We see those pharmacists working weekends and late into the evenings, trying to handle their accounting, signing paper checks for bill payments. And it’s just really important to understand in the beginning, and always really with any pharmacy, is to let people that work with that handle that. Spend your money and your time and your efforts growing the pharmacy. You know, when you purchase a pharmacy that’s already there, you know, you at least walk into a pharmacy that has revenue. But with a start-up, from day one, you don’t know if one person’s gonna come through the door. So it’s important to put all of your efforts and your time and your energy into growing the pharmacy, meeting with your patients and working with providers in the area to grow those relationships, to grow the pharmacy and leave the back office accounting and that sort of thing to automated processes, and to CPAs that work with that, is really important.

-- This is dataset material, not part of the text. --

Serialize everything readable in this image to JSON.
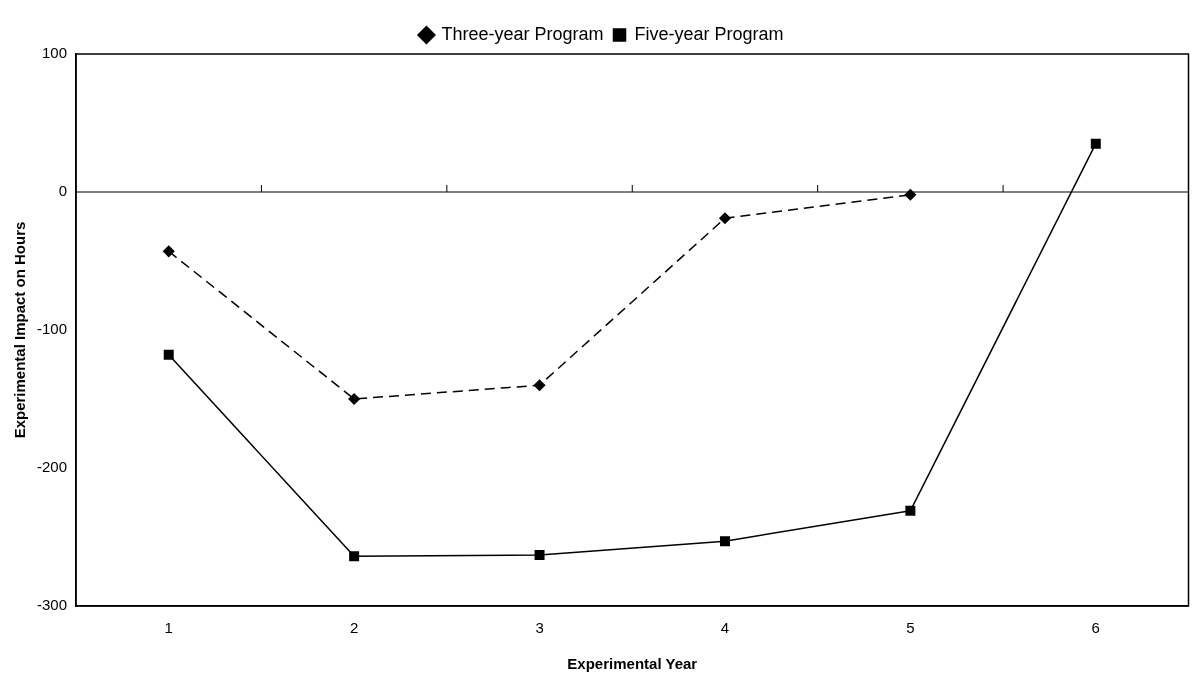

One other item that we see a lot of is, from the very beginning, we see pharmacists that come in and try to offer these great benefit packages to their employees from day one. And whereas that’s really nice and appealing to those that they’re trying to hire, you have to be kind of realistic again. You don’t know what your revenue is gonna be from the very first day. So to try to keep those items as low as possible, you know, we need to wait on retirement plans and that sort of thing, until we see that the pharmacy has begun to be profitable, and just leave those sorts of things for further down the road after we see how the pharmacy is operating.

Ollin: And another big item, Bonnie, is the health insurance.

Bonnie: Yeah.

Ollin: Typically with most pharmacies, we see the pharmacy paying one half of the health insurance for the employees only, not the family, but the employee only. I can assure you, you cannot afford to pay the entire package, not in today’s environment. So don’t get sucked into that process at all. And as Bonnie mentioned, do not start up with a retirement plan, a 401(k) or anything of that nature. Initially, let’s get the cash flow positive. Let’s get six months under your belt, nine months under your belt, let’s see where you are. Those can always be added at a later time. Again, a lot of times, investment advisors will talk pharmacists into those kinds of things. That’s just not what you want to be doing.

Should a pharmacist keep his or her day job while organizing the start-up?

Ollin: If you have made the commitment to do a start-up pharmacy and have the requisite funds in hand, you need to put your 110% efforts into this pharmacy yourself. Now, if you happen to be, have a spouse that works, we know in a lot of cases pharmacists marry other pharmacists. That other pharmacist spouse needs to keep that day job wherever they are working so that it takes the pressure off this start-up pharmacy from having to pull other funds that, that are so valuable, especially during the start-up 18 months, two-year period of time.

But we do not recommend whatsoever that the start-up pharmacist do anything but put the entire time and effort into loving the patients, building the practice, working with the prescribers, looking at opportunities in clinical services — any and all those particular areas that they can grow the pharmacy revenue as quickly as possible in order to become profitable. It’s just a fact of how it works in the pharmacy industry.

What other mistakes or financial issues should the pharmacist be aware of?

Bonnie: So a couple of the biggest ones we see, we’ve mentioned in some of the prior videos of this series. So you can see the link and go and watch those in more detail, but obviously signing the lease too early, signing a lease for a longer period of time, other than five years or two, five-year terms like Ollin mentioned in those videos.

Obviously, in one of the videos we spoke about being underfunded, which is a huge problem we see and a mistake. So, you know, look at those videos, look at more of the detail about that, and just remember that it’s important just to have your team in place from the very beginning. When you decide that you wanna do this, before you start signing documents and making decisions, get a team in place: a pharmacy niche bank, a pharmacy niche CPA, and a healthcare attorney that works with pharmacies. And I think that planning process through the very beginning and through opening the doors will go a lot smoother.